Short-Term Effect of Prone Positioning in Infants with Severe Acute Respiratory Distress Syndrome
The main objective is to determine the short-term effect of prone positioning in infants with infection-associated severe acute respiratory distress syndrome. The investigators compare oxygenation parameters and measurements from electrical impedance tomography (EIT) and lung ultrasonography (LUS) in mechanically ventilated infants in prone position versus supine position after surfactant administration.
• Patients hospitalized at Pediatric Intensive Care Unit (PICU) or Neonatal Intensive Care Unit (NICU) of the Medical University Vienna.
• Patients aged \>36 weeks (corrected gestational age) and \<24 months.
• Patient intubated and mechanically ventilated for at least 6 hours, with an expected requirement of invasive ventilatory support for at least 12 hours.

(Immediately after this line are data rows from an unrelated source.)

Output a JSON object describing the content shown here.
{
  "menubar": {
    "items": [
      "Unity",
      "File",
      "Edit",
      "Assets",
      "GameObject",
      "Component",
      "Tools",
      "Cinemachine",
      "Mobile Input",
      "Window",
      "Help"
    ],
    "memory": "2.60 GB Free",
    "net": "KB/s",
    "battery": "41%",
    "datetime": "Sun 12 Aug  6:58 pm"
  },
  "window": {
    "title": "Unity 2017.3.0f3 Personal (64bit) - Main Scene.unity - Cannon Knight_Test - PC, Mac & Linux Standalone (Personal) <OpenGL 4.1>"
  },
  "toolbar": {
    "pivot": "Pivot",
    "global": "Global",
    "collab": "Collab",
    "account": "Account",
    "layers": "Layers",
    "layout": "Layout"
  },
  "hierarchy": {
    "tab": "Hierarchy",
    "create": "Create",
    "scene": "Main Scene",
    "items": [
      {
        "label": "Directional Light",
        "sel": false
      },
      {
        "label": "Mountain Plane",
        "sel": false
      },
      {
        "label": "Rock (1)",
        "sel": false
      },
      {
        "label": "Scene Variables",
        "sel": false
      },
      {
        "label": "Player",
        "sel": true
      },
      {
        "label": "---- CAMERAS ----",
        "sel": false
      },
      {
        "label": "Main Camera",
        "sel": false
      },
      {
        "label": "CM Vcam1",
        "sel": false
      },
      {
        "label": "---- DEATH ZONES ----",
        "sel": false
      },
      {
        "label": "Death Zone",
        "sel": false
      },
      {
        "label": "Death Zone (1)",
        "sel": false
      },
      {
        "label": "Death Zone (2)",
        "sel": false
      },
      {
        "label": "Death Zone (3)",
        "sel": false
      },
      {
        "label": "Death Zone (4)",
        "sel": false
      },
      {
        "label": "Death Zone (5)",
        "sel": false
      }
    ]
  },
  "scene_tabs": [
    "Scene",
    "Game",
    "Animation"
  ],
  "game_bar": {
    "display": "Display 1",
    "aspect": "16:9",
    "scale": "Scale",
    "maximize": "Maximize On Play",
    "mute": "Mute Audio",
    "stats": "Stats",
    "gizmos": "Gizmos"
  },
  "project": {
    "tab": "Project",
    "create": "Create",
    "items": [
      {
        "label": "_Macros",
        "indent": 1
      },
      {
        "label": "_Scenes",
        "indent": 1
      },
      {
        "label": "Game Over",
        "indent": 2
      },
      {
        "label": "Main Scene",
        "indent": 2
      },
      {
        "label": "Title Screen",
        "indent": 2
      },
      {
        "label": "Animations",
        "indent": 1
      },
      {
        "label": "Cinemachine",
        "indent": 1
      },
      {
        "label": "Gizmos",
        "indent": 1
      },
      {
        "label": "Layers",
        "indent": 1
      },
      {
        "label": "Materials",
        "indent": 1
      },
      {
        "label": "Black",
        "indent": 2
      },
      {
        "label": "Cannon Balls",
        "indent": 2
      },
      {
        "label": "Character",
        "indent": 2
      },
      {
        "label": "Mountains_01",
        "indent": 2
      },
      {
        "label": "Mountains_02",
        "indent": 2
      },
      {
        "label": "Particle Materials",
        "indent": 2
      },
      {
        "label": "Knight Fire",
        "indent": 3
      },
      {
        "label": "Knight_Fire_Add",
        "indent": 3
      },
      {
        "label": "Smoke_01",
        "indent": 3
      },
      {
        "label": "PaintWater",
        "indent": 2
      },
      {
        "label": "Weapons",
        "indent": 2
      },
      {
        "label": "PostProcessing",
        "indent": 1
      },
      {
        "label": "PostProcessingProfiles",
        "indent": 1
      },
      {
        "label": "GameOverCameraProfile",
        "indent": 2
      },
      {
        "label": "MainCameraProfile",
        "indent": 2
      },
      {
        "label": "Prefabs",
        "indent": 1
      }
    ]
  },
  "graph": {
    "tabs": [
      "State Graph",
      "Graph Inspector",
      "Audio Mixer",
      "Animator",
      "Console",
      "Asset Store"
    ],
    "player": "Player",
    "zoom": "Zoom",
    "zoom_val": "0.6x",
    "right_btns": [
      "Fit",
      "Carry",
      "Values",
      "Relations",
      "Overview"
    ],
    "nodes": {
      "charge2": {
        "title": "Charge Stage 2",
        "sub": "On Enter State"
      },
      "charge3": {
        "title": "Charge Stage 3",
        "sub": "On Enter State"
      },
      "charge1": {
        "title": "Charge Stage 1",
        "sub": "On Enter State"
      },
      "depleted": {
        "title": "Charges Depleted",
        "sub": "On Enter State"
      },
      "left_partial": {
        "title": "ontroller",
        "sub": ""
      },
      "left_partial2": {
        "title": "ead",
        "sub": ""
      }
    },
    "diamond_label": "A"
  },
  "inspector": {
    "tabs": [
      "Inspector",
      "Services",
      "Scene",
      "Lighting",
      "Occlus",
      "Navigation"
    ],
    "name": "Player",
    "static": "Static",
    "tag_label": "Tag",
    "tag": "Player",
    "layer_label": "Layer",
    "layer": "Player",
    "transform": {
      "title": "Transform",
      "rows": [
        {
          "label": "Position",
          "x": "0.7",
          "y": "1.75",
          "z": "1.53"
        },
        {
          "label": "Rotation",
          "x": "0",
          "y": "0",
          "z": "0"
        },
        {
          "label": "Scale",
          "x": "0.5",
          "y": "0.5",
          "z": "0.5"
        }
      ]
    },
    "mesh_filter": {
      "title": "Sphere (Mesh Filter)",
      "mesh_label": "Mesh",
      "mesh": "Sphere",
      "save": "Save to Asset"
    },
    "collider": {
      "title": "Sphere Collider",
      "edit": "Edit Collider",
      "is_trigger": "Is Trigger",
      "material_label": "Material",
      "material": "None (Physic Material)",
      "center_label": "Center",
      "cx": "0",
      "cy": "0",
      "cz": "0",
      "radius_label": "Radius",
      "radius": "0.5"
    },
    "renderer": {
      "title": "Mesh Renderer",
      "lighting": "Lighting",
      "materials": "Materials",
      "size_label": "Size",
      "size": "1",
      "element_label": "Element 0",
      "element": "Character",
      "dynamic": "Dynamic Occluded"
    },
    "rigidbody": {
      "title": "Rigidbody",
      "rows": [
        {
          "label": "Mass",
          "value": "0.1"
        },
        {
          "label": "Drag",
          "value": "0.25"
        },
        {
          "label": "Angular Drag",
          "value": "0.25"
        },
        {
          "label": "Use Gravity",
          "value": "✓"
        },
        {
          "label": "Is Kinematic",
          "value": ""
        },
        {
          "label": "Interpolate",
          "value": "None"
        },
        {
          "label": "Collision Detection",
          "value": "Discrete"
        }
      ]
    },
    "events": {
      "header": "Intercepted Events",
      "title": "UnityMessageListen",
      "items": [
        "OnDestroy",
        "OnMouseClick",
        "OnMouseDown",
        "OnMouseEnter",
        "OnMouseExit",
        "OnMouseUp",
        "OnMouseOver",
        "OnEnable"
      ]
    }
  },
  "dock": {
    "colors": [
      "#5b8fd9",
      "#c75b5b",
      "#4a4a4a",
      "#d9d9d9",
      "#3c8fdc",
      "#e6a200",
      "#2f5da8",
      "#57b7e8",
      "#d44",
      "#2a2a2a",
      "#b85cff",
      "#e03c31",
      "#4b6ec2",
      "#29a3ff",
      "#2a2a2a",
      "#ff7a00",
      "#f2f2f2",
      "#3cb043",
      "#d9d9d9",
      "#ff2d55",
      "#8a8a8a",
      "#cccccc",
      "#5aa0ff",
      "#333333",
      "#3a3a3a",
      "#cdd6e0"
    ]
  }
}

• Clinical picture strongly suggestive for acute bronchiolitis or pneumonia (fever, fine crackles, prolonged expiration, lung hyperinflation and/or findings of new infiltrates consistent with acute pulmonary parenchymal disease on chest X-ray).
• Severe pediatric acute respiratory distress syndrome (ARDS), defined by OSI ≥12.3 (wean FIO2 to maintain SpO2 ≤ 97% to calculate oxygen saturation index).
• Written informed consent obtained from parents.